PCE Measurement Methodology Undergoes Major Revision, Potentially Lowering May Inflation Reading by 0.2 Percentage Points and Influencing Fed Assessment

Deep News10:45

The US dollar index experienced a slight increase during early Asian trading on Tuesday, currently hovering around the 101.25 level.

However, investor attention has partially shifted towards potential changes in the US inflation statistical framework.

The US Bureau of Economic Analysis has announced it will adjust the calculation methodology for certain inflation indicators later this year, affecting price measurements in areas including portfolio management, legal services, and computer software.

Economists anticipate this revision could lead to a downward adjustment in the May core PCE price index year-on-year increase, from the previously reported 3.4% to a range of 3.2%-3.3%.

Given the PCE index's role as a crucial benchmark for the Federal Reserve's 2% inflation target, this change in statistical methodology could have a subtle yet significant impact on market perceptions of inflation trends and the future policy path.

Scope and Retroactivity of the Statistical Revisions

The Bureau of Economic Analysis will implement adjustments to the PCE price index calculation, specifically concerning pricing in three major sectors: portfolio management, legal services, and computer software and accessories.

These revisions will be incorporated into the revised GDP data to be released on September 30 and will be applied retroactively to data from 2021. As the PCE price index is a core component of the monthly personal income and spending report and a key reference for the Fed's inflation target assessment, this methodological change is drawing significant market scrutiny.

Economists project that the adjusted May core PCE year-on-year growth rate may be revised down by 0.1 to 0.2 percentage points, potentially strengthening the narrative of persistent disinflation.

Market Implications and Potential Data Revisions

Analysts from Goldman Sachs and JPMorgan Chase separately estimate that the May core PCE year-on-year increase could be revised down from 3.4% to 3.2% or 3.3%, respectively. While the surface-level adjustment appears modest, during this critical window for potential Fed policy shifts, the market may significantly amplify its interpretation of this change.

This could rapidly reshape investor expectations for the interest rate trajectory, triggering volatility in bond yields and a revaluation of equity market valuations.

JPMorgan economists further note that the weighting of the affected items within the PCE index is substantially higher—over thirty times—compared to their weight in the CPI, and the definitions and coverage of specific pricing items differ between the two indices.

This suggests the impact of the methodological refinements on the PCE reading could be more profound than initial estimates, not only reinforcing the overall disinflation narrative but also potentially affording the Federal Reserve greater flexibility in subsequent monetary policy decisions.

This adjustment coincides with a period where the US economy faces dual challenges of slowing growth and inflationary pressures.
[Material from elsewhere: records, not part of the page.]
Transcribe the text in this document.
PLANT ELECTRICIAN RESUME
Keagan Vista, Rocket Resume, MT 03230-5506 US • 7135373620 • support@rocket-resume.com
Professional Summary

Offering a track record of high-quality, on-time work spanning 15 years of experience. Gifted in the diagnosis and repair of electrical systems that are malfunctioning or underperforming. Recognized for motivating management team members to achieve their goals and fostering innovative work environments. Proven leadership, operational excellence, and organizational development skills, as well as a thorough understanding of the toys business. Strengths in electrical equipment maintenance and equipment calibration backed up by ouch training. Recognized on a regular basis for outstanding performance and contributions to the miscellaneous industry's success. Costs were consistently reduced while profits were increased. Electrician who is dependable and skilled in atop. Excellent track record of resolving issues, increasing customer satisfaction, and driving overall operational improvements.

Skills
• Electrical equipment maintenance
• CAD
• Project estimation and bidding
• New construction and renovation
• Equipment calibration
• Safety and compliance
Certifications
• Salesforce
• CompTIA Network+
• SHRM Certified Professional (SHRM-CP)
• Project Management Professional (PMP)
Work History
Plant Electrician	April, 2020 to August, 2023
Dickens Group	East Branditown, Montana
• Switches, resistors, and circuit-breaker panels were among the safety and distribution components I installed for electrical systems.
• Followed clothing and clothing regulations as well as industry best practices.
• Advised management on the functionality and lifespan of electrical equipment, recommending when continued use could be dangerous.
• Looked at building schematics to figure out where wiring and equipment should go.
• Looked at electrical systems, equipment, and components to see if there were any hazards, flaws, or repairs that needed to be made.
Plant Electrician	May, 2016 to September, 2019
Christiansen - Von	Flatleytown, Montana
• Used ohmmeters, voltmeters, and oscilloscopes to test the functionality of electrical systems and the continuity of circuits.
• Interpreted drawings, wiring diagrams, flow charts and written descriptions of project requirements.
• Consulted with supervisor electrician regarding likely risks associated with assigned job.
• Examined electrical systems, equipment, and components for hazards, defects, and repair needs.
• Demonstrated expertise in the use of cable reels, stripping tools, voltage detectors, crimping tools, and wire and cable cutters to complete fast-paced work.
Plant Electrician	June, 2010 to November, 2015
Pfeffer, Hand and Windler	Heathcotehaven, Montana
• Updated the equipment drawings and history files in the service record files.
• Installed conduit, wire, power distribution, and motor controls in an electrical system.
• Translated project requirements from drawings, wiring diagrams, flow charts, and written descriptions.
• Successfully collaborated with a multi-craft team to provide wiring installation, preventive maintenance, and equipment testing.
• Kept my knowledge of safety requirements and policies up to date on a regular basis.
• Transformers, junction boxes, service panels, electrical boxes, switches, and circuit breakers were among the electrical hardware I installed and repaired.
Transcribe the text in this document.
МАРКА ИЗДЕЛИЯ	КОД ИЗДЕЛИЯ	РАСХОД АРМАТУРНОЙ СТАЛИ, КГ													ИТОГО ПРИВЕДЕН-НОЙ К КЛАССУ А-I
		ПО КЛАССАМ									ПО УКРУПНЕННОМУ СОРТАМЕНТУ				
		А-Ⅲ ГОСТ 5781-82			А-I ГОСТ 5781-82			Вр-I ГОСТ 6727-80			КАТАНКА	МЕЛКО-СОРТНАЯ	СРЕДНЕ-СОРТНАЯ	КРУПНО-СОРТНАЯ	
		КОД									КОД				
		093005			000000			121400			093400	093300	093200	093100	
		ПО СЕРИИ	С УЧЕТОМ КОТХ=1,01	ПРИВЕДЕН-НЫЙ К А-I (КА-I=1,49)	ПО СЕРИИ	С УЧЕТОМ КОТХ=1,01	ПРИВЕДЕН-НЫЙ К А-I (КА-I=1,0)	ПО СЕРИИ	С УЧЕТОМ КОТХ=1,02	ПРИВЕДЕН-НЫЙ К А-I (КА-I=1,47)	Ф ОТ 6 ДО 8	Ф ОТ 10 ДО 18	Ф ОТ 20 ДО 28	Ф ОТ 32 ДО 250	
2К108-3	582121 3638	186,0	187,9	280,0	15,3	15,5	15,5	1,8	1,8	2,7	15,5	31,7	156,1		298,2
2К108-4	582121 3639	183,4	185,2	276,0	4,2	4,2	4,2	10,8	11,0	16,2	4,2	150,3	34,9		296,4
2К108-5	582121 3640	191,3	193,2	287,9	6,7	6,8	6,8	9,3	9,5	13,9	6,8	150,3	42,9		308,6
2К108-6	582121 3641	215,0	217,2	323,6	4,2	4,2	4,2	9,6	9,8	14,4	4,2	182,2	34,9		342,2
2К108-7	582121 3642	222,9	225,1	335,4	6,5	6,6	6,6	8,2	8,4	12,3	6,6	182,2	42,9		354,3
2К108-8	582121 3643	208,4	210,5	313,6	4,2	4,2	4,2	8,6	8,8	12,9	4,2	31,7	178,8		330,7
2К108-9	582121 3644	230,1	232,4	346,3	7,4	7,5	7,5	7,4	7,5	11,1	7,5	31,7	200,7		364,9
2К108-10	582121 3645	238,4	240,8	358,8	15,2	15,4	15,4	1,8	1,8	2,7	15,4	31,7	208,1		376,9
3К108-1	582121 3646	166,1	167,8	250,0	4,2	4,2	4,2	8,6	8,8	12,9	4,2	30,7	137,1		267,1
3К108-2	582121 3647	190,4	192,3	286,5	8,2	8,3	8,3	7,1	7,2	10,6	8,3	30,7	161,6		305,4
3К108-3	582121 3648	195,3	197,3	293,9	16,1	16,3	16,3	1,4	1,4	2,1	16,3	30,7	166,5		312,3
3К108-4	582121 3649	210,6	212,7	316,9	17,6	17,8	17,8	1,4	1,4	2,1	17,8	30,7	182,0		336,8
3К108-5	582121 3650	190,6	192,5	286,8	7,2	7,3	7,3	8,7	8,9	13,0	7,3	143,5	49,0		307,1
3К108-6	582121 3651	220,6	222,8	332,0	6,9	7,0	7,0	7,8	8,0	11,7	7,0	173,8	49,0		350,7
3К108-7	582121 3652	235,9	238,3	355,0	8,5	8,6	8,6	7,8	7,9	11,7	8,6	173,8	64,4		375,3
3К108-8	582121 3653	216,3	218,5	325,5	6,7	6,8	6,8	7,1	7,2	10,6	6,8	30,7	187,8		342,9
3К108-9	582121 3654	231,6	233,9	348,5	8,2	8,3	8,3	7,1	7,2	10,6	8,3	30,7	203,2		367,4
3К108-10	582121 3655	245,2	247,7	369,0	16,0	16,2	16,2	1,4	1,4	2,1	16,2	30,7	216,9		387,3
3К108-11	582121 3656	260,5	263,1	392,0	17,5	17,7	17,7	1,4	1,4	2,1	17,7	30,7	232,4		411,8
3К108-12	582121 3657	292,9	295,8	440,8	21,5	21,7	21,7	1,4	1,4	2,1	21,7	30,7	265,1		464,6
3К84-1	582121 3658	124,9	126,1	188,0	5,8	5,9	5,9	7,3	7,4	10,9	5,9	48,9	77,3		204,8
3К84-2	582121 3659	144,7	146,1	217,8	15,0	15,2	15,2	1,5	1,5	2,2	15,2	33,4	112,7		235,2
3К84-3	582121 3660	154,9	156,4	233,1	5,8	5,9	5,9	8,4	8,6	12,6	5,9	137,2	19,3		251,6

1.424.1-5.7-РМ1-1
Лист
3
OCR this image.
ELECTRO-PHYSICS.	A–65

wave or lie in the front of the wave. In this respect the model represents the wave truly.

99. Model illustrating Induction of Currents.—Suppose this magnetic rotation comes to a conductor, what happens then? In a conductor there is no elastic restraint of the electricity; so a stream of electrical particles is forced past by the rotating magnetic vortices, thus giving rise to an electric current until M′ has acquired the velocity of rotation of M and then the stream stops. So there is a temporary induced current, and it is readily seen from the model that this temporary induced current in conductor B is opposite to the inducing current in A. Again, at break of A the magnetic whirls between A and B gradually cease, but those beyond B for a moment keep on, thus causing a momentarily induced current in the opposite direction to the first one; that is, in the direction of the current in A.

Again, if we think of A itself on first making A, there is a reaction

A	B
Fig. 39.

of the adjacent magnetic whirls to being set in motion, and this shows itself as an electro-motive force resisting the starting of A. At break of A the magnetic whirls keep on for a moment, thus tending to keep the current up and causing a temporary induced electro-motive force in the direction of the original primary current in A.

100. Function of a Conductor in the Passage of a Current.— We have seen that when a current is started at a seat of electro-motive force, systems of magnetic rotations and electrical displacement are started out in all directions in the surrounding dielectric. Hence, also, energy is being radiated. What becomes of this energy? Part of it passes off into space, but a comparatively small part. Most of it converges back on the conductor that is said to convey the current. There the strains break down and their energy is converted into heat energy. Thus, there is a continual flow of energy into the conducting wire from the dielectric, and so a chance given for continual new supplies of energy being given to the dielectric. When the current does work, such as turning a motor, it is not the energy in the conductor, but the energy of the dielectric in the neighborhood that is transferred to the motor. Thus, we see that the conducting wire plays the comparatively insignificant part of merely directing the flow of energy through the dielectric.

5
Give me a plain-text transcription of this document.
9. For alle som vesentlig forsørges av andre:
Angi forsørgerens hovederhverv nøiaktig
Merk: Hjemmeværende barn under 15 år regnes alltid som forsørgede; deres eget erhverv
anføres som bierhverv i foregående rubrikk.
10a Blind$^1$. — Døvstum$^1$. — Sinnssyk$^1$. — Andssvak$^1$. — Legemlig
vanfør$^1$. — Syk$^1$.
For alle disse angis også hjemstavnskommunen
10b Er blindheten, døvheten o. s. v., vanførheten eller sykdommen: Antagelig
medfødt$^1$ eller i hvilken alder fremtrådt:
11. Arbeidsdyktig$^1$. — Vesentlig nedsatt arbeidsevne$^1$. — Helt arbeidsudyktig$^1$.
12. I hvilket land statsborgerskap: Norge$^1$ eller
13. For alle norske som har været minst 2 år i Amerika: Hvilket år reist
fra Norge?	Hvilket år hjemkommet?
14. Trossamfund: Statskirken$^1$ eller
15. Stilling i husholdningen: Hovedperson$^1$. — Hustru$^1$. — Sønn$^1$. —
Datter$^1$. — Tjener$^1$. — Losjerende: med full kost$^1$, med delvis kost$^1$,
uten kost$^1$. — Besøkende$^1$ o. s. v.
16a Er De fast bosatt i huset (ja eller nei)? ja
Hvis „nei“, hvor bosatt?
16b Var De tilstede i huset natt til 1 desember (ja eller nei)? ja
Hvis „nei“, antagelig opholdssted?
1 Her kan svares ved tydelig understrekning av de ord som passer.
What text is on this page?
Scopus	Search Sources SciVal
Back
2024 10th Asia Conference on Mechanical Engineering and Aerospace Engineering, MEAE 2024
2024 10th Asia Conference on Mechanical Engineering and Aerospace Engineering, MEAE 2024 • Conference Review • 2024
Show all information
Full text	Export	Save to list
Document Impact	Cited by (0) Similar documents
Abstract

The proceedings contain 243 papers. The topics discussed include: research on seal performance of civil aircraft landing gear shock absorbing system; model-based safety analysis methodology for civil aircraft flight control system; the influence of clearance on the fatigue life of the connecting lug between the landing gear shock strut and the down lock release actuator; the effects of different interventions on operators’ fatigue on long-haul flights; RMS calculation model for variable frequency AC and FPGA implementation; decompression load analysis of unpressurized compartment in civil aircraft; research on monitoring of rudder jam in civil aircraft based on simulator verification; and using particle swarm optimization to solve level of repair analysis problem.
A downward-revised core PCE figure could alleviate market concerns about entrenched high inflation, push long-term Treasury yields lower, and provide support for the stock market, particularly for technology and growth-oriented sectors.

Analysts caution, however, that while retroactive adjustments do not alter the underlying economic fundamentals, they may temporarily increase divergence in data interpretation. They advise investors to closely monitor subsequent statements from Federal Reserve officials to better gauge the policy tempo.

Potential Policy Implications of "Cooler" Inflation Data

Although a downward revision of 0.1-0.2 percentage points may seem limited, any change in inflation data is likely to be magnified by markets at this critical juncture for a potential Federal Reserve policy pivot.

A lower core PCE reading would strengthen the "persistent disinflation" narrative, providing more grounds for the Fed to pause rate hikes or even consider a shift towards easing.

Conversely, if the core PCE figure remains unchanged or is revised upward, it could reinforce the view that "inflation remains sticky," potentially delaying any policy pivot.

Furthermore, as the adjustment is retroactive to 2021, historical inflation data from the past several years may also be subject to revision. This could influence how economists build inflation forecasting models and how the Federal Reserve assesses long-term price trends.